Le compte Facebook de Mme Blanchard n’est pas public. Autrement dit, seuls les internautes qu’elle a identifiés comme «amis» peuvent y avoir accès. Mais il appert que Mme Blanchard a quelque 500 «amis» sur son compte. Ça fait beaucoup d’amis. On peut penser que quelques-uns sont des compagnons de travail, des gens pas nécessairement très proches d’elle. La «fuite» d’information provient probablement de là. L’un de ses collègues, qui remet peut-être en question la dépression dont souffre Mme Blanchard, a vraisemblablement informé Manuvie du contenu de son compte Facebook en fournissant des pages imprimées de celui-ci. Le but est évidemment de lui occasionner des problèmes. Par jalousie. Par envie. Par méchanceté. Ce ressentiment s’explique par le fait que toutes les prestations de maladie sont financées à partir des primes payées par l’ensemble des employés de la boîte.

L’avocat de Mme Blanchard conteste la décision de Manuvie devant la Cour supérieure. Bravo! Parfois, l’attitude de matamore des compagnies d’assurance intimide à ce point les personnes qui touchent des prestations qu’elles n’opposent aucune résistance et se plient à la décision en réintégrant le travail. En ce sens, les assureurs sont des spécialistes du harcèlement.

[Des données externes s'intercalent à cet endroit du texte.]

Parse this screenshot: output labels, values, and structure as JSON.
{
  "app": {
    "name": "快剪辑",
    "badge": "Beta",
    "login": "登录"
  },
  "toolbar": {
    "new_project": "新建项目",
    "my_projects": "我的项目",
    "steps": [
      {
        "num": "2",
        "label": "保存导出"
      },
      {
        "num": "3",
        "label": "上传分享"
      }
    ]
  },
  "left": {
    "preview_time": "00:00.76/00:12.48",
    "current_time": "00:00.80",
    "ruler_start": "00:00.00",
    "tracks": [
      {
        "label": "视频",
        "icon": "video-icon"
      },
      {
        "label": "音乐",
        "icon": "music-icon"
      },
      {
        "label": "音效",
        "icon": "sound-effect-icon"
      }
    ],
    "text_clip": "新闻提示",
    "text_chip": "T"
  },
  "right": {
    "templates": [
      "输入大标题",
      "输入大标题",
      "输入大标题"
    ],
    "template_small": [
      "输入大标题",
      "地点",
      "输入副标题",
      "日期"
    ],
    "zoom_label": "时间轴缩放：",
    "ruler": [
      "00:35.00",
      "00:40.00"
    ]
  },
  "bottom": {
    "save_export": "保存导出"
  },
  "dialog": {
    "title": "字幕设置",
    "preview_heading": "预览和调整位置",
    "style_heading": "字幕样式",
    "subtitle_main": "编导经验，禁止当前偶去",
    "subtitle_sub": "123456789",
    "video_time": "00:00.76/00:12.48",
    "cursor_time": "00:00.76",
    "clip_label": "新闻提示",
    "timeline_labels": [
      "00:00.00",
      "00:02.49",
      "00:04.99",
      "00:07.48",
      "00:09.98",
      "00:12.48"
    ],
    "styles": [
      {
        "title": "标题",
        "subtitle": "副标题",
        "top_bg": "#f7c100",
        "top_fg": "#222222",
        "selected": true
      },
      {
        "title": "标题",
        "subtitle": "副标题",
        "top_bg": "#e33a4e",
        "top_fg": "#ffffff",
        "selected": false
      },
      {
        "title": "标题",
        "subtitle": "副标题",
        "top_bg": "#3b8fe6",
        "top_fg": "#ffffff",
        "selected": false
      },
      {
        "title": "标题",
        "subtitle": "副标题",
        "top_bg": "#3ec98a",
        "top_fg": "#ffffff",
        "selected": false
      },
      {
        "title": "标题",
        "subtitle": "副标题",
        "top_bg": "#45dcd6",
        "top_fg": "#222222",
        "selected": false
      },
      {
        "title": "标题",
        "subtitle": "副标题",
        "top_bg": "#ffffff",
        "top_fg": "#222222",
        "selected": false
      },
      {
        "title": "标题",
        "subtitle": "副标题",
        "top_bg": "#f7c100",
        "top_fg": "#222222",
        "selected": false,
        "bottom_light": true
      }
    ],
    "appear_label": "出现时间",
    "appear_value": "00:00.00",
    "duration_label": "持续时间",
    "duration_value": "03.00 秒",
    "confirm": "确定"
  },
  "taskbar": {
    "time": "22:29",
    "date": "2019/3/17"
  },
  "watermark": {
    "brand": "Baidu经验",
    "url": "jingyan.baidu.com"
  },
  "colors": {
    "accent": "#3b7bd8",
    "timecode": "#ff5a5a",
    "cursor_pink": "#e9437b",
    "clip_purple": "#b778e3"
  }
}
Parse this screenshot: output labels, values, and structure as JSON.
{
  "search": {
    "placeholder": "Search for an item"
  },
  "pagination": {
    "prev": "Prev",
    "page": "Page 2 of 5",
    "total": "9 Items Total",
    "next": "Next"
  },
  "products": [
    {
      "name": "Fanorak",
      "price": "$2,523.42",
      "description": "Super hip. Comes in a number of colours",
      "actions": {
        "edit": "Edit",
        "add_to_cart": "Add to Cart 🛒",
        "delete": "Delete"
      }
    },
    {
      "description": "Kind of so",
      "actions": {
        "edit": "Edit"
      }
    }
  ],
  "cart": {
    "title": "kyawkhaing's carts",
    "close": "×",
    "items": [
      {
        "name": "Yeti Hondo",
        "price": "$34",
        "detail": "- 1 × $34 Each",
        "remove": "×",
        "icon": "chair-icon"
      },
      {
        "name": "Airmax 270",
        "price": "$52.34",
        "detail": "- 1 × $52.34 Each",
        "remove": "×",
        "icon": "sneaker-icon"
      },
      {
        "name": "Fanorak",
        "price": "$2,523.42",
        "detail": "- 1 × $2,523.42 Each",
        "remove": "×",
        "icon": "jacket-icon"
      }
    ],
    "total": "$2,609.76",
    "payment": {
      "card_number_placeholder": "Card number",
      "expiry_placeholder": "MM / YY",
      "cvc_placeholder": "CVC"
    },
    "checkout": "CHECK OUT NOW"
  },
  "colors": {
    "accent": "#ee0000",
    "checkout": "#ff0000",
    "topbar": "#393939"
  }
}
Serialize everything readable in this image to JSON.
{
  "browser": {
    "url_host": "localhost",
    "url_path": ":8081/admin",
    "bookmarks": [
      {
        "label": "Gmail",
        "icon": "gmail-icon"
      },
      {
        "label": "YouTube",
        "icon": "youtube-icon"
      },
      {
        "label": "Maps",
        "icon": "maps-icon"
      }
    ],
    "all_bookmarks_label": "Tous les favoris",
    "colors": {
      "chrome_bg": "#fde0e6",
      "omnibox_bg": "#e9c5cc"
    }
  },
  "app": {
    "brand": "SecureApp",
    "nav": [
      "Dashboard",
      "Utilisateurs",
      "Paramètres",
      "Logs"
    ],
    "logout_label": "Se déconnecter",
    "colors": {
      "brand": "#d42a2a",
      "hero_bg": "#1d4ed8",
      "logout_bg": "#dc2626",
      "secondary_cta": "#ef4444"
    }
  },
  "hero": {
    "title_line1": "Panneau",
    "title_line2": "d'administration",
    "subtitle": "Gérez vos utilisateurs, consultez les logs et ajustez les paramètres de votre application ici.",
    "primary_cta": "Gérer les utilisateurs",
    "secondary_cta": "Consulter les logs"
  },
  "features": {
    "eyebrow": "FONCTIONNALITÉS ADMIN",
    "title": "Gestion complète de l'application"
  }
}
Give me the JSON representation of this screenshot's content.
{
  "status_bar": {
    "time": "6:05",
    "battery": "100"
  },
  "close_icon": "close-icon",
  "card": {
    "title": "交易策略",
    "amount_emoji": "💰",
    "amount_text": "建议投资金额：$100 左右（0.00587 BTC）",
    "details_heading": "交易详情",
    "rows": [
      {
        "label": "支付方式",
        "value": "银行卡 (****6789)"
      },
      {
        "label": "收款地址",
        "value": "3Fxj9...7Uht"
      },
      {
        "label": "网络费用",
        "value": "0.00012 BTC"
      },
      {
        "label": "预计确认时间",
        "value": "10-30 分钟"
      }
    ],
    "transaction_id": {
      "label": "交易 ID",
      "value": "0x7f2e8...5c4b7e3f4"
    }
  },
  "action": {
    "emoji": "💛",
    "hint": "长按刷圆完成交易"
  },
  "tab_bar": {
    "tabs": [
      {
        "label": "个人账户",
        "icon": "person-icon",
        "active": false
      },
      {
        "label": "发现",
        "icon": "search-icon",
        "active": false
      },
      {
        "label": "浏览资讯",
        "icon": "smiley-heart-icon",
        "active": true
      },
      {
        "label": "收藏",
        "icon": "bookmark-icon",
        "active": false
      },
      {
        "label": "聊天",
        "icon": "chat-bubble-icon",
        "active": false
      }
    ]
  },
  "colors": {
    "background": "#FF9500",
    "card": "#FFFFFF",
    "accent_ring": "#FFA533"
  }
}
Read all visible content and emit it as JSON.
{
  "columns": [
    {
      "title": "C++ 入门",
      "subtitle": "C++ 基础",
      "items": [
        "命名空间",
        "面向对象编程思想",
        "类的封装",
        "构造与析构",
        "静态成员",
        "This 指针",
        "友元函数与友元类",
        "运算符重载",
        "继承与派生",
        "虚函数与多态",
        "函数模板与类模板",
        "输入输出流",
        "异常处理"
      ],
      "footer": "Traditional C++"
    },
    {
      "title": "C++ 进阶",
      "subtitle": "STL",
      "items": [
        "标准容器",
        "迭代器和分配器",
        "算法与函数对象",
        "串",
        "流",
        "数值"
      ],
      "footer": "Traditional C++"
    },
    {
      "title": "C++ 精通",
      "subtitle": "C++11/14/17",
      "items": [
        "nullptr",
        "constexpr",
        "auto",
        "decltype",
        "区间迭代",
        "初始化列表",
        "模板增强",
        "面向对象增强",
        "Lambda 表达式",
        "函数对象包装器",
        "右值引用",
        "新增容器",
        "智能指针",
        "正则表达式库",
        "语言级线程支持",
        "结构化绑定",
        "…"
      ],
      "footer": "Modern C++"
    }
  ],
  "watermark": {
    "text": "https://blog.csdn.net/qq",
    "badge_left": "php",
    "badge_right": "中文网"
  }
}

Espérons que la juge ordonnera à Manuvie de justifier sa décision. Pas besoin d’être psychologue pour comprendre qu’une personne qui sourit ou qui s’amuse n’est pas nécessairement guérie de sa dépression.

Revenons à Facebook. C’est un bel outil de socialisation. Malheureusement, plusieurs de ses adeptes font preuve d’une inquiétante naïveté en y mettant des informations trop personnelles. Déjà, les entreprises de tout acabit font des pieds et des mains pour recueillir toutes sortes d’informations nous concernant. Les imprudences commises sur Facebook ne font que leur faciliter le travail.

Ce n’est pas parce qu’on autorise des internautes à consulter le contenu de sa page qu’on contrôle sa diffusion. Mme Blanchard l’a appris à ses dépends. Vous pouvez parier que d’autres personnes se feront piéger ainsi.